Review of Seduction of the Golden Pheasant by Damian Murphy

I suspect the author has spent some time abroad. Such were my impressions while reading this novella, steeped as it is in the aura of its locales.

Seduction of the Golden Pheasant provides us a brief glimpse at Damian Murphy’s implementation of oodles of subtext. Several of his stories function on the level of a Guillermo Del Toro flick, introducing a subversion of the setting, providing a narrative cosmos beneath a simple premise. The comparison is only partial of course, as this author’s tales lack gore, and rely on purely psychological insinuation and intimate portraiture. I was drawn in by the playful games of the characters, which are revealed to contain mystic significance.

There is a falling into lush surroundings, an entrancing focus upon inanimate patterns, the arrangement of furniture, serving for the establishment of place. Subtle shades of intertwined Occidental and Oriental motifs. A true seduction in every sense of the word. I felt a mental suction from the text, enwrapping my imagination. The author has a penchant for curious protagonists, propelled by abstract lusts into a contemplation and then a revelation of the divine properties of that sensual imperative, which is almost a disintegration of their persona into aesthetic appreciation. I believe he is trying to achieve a marriage of the sublime and the epicurean.
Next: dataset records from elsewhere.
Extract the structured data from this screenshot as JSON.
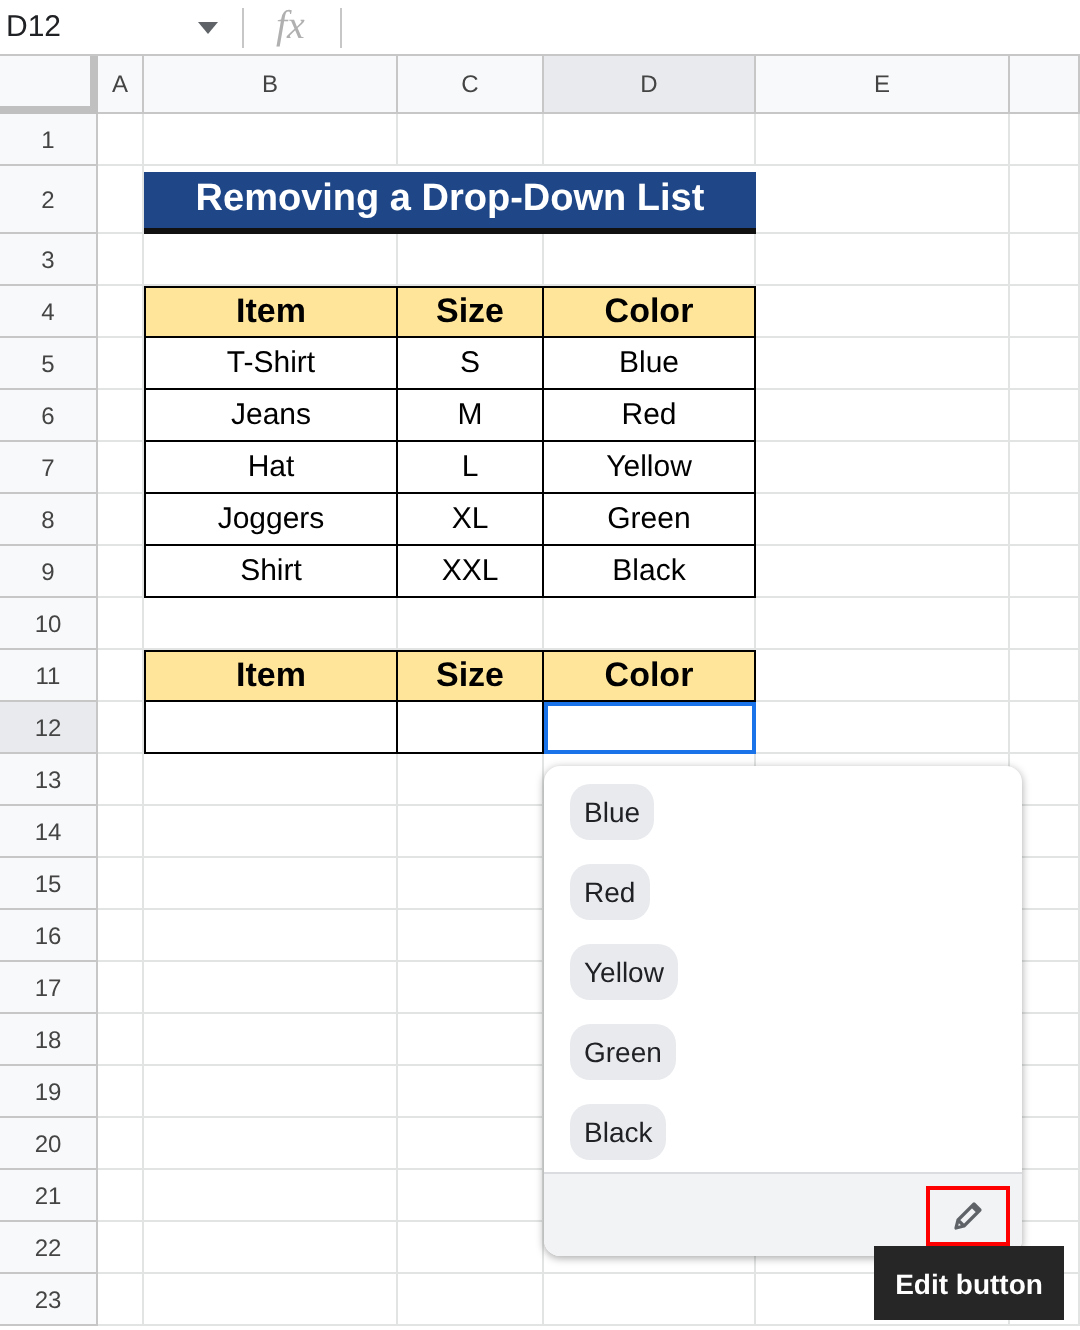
{
  "name_box": "D12",
  "formula_icon": "fx",
  "columns": [
    {
      "label": "A",
      "selected": false
    },
    {
      "label": "B",
      "selected": false
    },
    {
      "label": "C",
      "selected": false
    },
    {
      "label": "D",
      "selected": true
    },
    {
      "label": "E",
      "selected": false
    }
  ],
  "rows": [
    {
      "label": "1",
      "selected": false
    },
    {
      "label": "2",
      "selected": false
    },
    {
      "label": "3",
      "selected": false
    },
    {
      "label": "4",
      "selected": false
    },
    {
      "label": "5",
      "selected": false
    },
    {
      "label": "6",
      "selected": false
    },
    {
      "label": "7",
      "selected": false
    },
    {
      "label": "8",
      "selected": false
    },
    {
      "label": "9",
      "selected": false
    },
    {
      "label": "10",
      "selected": false
    },
    {
      "label": "11",
      "selected": false
    },
    {
      "label": "12",
      "selected": true
    },
    {
      "label": "13",
      "selected": false
    },
    {
      "label": "14",
      "selected": false
    },
    {
      "label": "15",
      "selected": false
    },
    {
      "label": "16",
      "selected": false
    },
    {
      "label": "17",
      "selected": false
    },
    {
      "label": "18",
      "selected": false
    },
    {
      "label": "19",
      "selected": false
    },
    {
      "label": "20",
      "selected": false
    },
    {
      "label": "21",
      "selected": false
    },
    {
      "label": "22",
      "selected": false
    },
    {
      "label": "23",
      "selected": false
    }
  ],
  "title": "Removing a Drop-Down List",
  "table1": {
    "columns": [
      "Item",
      "Size",
      "Color"
    ],
    "rows": [
      [
        "T-Shirt",
        "S",
        "Blue"
      ],
      [
        "Jeans",
        "M",
        "Red"
      ],
      [
        "Hat",
        "L",
        "Yellow"
      ],
      [
        "Joggers",
        "XL",
        "Green"
      ],
      [
        "Shirt",
        "XXL",
        "Black"
      ]
    ]
  },
  "table2": {
    "columns": [
      "Item",
      "Size",
      "Color"
    ],
    "input_cells": [
      {
        "selected": false
      },
      {
        "selected": false
      },
      {
        "selected": true
      }
    ]
  },
  "dropdown": {
    "options": [
      "Blue",
      "Red",
      "Yellow",
      "Green",
      "Black"
    ],
    "edit_button_highlighted": true
  },
  "tooltip": "Edit button"
}
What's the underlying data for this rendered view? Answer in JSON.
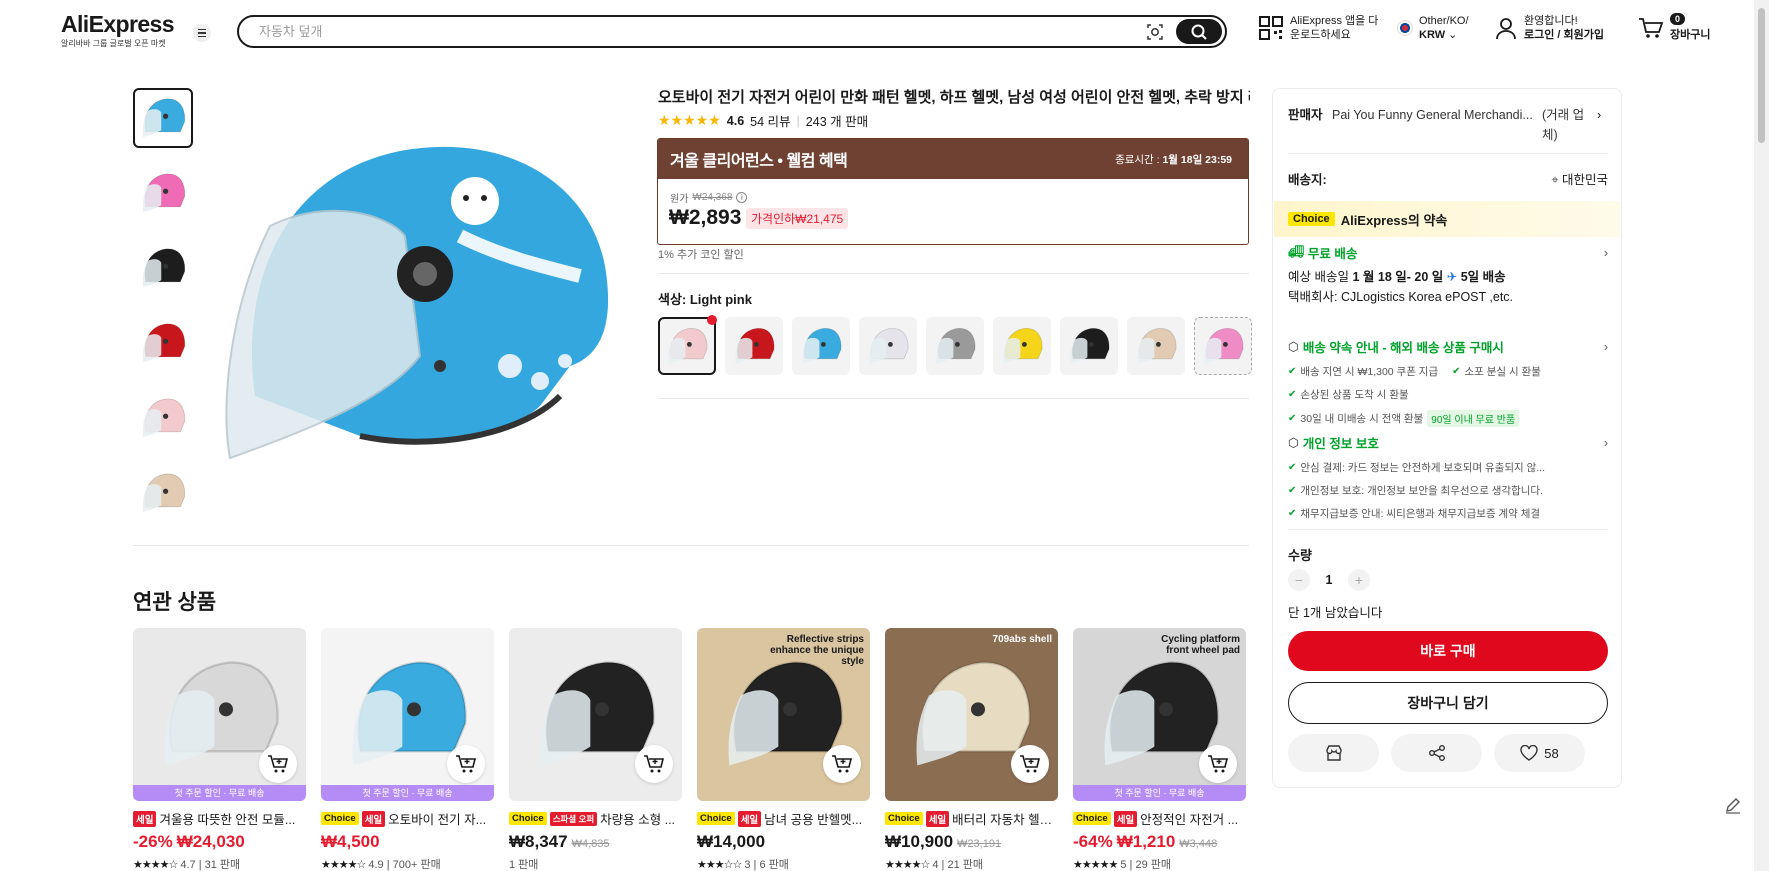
{
  "header": {
    "logo": "AliExpress",
    "logo_sub": "알리바바 그룹 글로벌 오픈 마켓",
    "search_placeholder": "자동차 덮개",
    "app_line1": "AliExpress 앱을 다",
    "app_line2": "운로드하세요",
    "lang_line1": "Other/KO/",
    "lang_line2": "KRW",
    "account_line1": "환영합니다!",
    "account_line2": "로그인 / 회원가입",
    "cart_count": "0",
    "cart_label": "장바구니"
  },
  "product": {
    "title": "오토바이 전기 자전거 어린이 만화 패턴 헬멧, 하프 헬멧, 남성 여성 어린이 안전 헬멧, 추락 방지 러블리",
    "rating": "4.6",
    "reviews": "54 리뷰",
    "sold": "243 개 판매",
    "promo_title": "겨울 클리어런스 • 웰컴 혜택",
    "promo_time_label": "종료시간 :",
    "promo_time": "1월 18일 23:59",
    "orig_label": "원가",
    "orig_price": "₩24,368",
    "price": "₩2,893",
    "discount": "가격인하₩21,475",
    "coin": "1% 추가 코인 할인",
    "color_label": "색상: Light pink"
  },
  "swatches": [
    {
      "color": "#f2c9cc"
    },
    {
      "color": "#c8171c"
    },
    {
      "color": "#3aabdf"
    },
    {
      "color": "#e4e4ea"
    },
    {
      "color": "#9a9a9a"
    },
    {
      "color": "#f4d51a"
    },
    {
      "color": "#1d1d1d"
    },
    {
      "color": "#e1cbb2"
    },
    {
      "color": "#f08cc5"
    }
  ],
  "thumb_colors": [
    "#3aabdf",
    "#f06bb5",
    "#1d1d1d",
    "#c8171c",
    "#f2c9cc",
    "#e1cbb2"
  ],
  "related": {
    "title": "연관 상품",
    "items": [
      {
        "banner": "첫 주문 할인 · 무료 배송",
        "tags": [
          "세일"
        ],
        "name": "겨울용 따뜻한 안전 모듈...",
        "price_prefix": "-26%",
        "price": "₩24,030",
        "old": "",
        "red": true,
        "stars": "★★★★☆",
        "meta": "4.7 | 31 판매",
        "img": "#e9e9e9",
        "helmet": "#d8d8d8"
      },
      {
        "banner": "첫 주문 할인 · 무료 배송",
        "tags": [
          "Choice",
          "세일"
        ],
        "name": "오토바이 전기 자...",
        "price_prefix": "",
        "price": "₩4,500",
        "old": "",
        "red": true,
        "stars": "★★★★☆",
        "meta": "4.9 | 700+ 판매",
        "img": "#f4f4f4",
        "helmet": "#3aabdf"
      },
      {
        "banner": "",
        "tags": [
          "Choice",
          "스파셜 오퍼"
        ],
        "name": "차량용 소형 ...",
        "price_prefix": "",
        "price": "₩8,347",
        "old": "₩4,835",
        "red": false,
        "stars": "",
        "meta": "1 판매",
        "img": "#ececec",
        "helmet": "#222"
      },
      {
        "banner": "",
        "tags": [
          "Choice",
          "세일"
        ],
        "name": "남녀 공용 반헬멧...",
        "price_prefix": "",
        "price": "₩14,000",
        "old": "",
        "red": false,
        "stars": "★★★☆☆",
        "meta": "3 | 6 판매",
        "img": "#d9c59f",
        "helmet": "#222"
      },
      {
        "banner": "",
        "tags": [
          "Choice",
          "세일"
        ],
        "name": "배터리 자동차 헬멧 전...",
        "price_prefix": "",
        "price": "₩10,900",
        "old": "₩23,191",
        "red": false,
        "stars": "★★★★☆",
        "meta": "4 | 21 판매",
        "img": "#8b6e52",
        "helmet": "#e7dcc2"
      },
      {
        "banner": "첫 주문 할인 · 무료 배송",
        "tags": [
          "Choice",
          "세일"
        ],
        "name": "안정적인 자전거 ...",
        "price_prefix": "-64%",
        "price": "₩1,210",
        "old": "₩3,448",
        "red": true,
        "stars": "★★★★★",
        "meta": "5 | 29 판매",
        "img": "#d6d6d6",
        "helmet": "#222"
      }
    ],
    "img_texts": [
      "",
      "",
      "",
      "Reflective strips enhance the unique style",
      "709abs shell",
      "Cycling platform front wheel pad"
    ]
  },
  "panel": {
    "seller_label": "판매자",
    "seller_name": "Pai You Funny General Merchandi...",
    "seller_type": "(거래 업체)",
    "ship_label": "배송지:",
    "ship_country": "대한민국",
    "choice_badge": "Choice",
    "choice_title": "AliExpress의 약속",
    "free_ship": "무료 배송",
    "est_prefix": "예상 배송일",
    "est_dates": "1 월 18 일- 20 일",
    "est_days": "5일 배송",
    "carrier": "택배회사: CJLogistics Korea ePOST ,etc.",
    "guarantee_title": "배송 약속 안내 - 해외 배송 상품 구매시",
    "g1": "배송 지연 시 ₩1,300 쿠폰 지급",
    "g2": "소포 분실 시 환불",
    "g3": "손상된 상품 도착 시 환불",
    "g4": "30일 내 미배송 시 전액 환불",
    "g4_tag": "90일 이내 무료 반품",
    "privacy_title": "개인 정보 보호",
    "p1": "안심 결제: 카드 정보는 안전하게 보호되며 유출되지 않...",
    "p2": "개인정보 보호: 개인정보 보안을 최우선으로 생각합니다.",
    "p3": "채무지급보증 안내: 씨티은행과 채무지급보증 계약 체결",
    "qty_label": "수량",
    "qty_value": "1",
    "stock": "단 1개 남았습니다",
    "buy_now": "바로 구매",
    "add_cart": "장바구니 담기",
    "wish_count": "58"
  }
}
Concealed charms, sacred texts, and architectural splendor, atmosphere slanted toward decadence, conversations amid a haze of foamy cigarillo smoke, spooky liqueurs, and the dawning of the uncanny abyss behind the thin veil of our senses. This is the supreme and utterly irresistible essence I feel while reading this author’s work.

Review of The Narcissus Variations by Damian Murphy

Another unsettling and atmospheric novella from Damian Murphy, who has concocted an aesthetic all his own comprised of dense subtext, dark, elaborate interiors, and esoteric rites, woven into an ongoing meditation on the mortal soul and the responsibility of the artist. 

This one centers around the Kin and an enigmatic journal, given life by the scrivener protagonist. You will find an interplay of striking symbols, the return of the mirror as a gateway, an untrustworthy implement, and the coaction of written, spoken, and deciphered language.

Most of the author’s works are representative of his pristine imagery, his elusive double-meanings, and his refined and polished style. To read any of his books is to enter into a vast subconscious layer of the human experience, replete with mythological creatures, shimmering glades, doorways leading onto the abyss, and a nightmarish reality haunting this veil of existence we call the quotidian.

Review of Abyssinia by Damian Murphy

Redolent of mystic awareness. Cryptic and profound. With a highly refined prose style, the author indulges in subtle subterfuge of the reader’s expectations.

A quiet and subconscious exploration of inner landscapes, characters bound by association to a storytelling doll, imbued with sententious sentience. Constricted to the confines of a microcosmic hotel, the novella radiates a distinctly European allure, but yet contains the puzzled musculature of a Borgesian foray into the wild unknown.

Mr. Murphy uses his locales to push and pull at the contours of his characters’ perceptions. With a sort of blurred clarity, he conveys an elegiac acquaintance with the uncanny and a breathless insinuation toward the everyday-magical aspect of a quiet, plotless endurance of the presence of other beings. For when you get right down to it, people are other consciousnesses, whom we must perforce fail to comprehend. This is a sublime descent into the outskirt encounters of lives adjacent to our own, each possessing an exquisite and memorable texture.

Review of A Spy in the Panopticon by Damian Murphy

I wish I could find the edition pictured on Goodreads. I only had access to the first part: Spy in the Panopticon, which by itself is another stunning work of the imagination from Damian Murphy. 

In this one especially, the seed of an obscure metaphysics seems to be present. There is a suggestive association between the female main character, the enigmatic machine, and the spyhole in her room, all of which adjust and skew reality in some way. By controlling perception, creativity, and the muse, she is first inspired and then pursued by the manifestations of her curious investigations.

There are patterns cropping up in the architectural elements, dreamlike aura, and fear-laden recounting of the main character’s descent into this strange internal extension of her craft. Once again dark sides of human nature are subtly revealed through the interpolation of myths and mirrors which reflect an untrue image.